言つて、鳥や獣や、それから人間もこしらへて、住まはせようと、まづ、草や木の種子《たね》をお播《ま》きになつたのが、ほんの少しばかり芽を出しかけてをりました。それだのに悪魔どもがこの大戦争を始めましたおかげで、せつかくの神様の思召《おぼしめし》も無駄《むだ》になつて、そんなものは皆踏みにじられ焼き枯らされてしまひました。
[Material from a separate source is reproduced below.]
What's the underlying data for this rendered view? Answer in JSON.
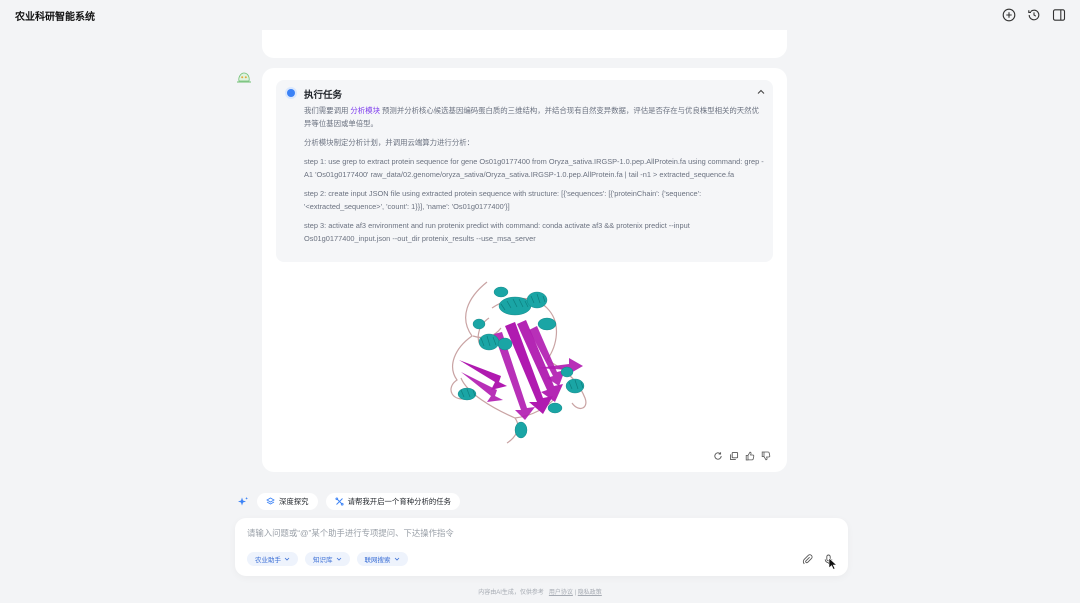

けれどもこの悪魔のうちに、一|疋《ぴき》の大きな悪魔がゐました。この悪魔は体が大きいばかりでなく、魔術を一番沢山知つてゐて、元は神様の御使ひの一等よい一人でありましたから、よく神様の御心《みこころ》を察することが出来ました。ですから、自分では余り戦争なんて下らないことはしないで、他の悪魔が一生懸命に生命《いのち》の取遣《とりや》りをしてゐるのに、お尻《しり》をそこにドツカと据《す》ゑ込み、煙草なんか吹かして、たゞ見てゐるだけでした。
ところが、こんなに戦争がひどくなると、大悪魔はお日様が曇るやうな大きな眉《まゆ》のよせ方をして、独り言を申しました。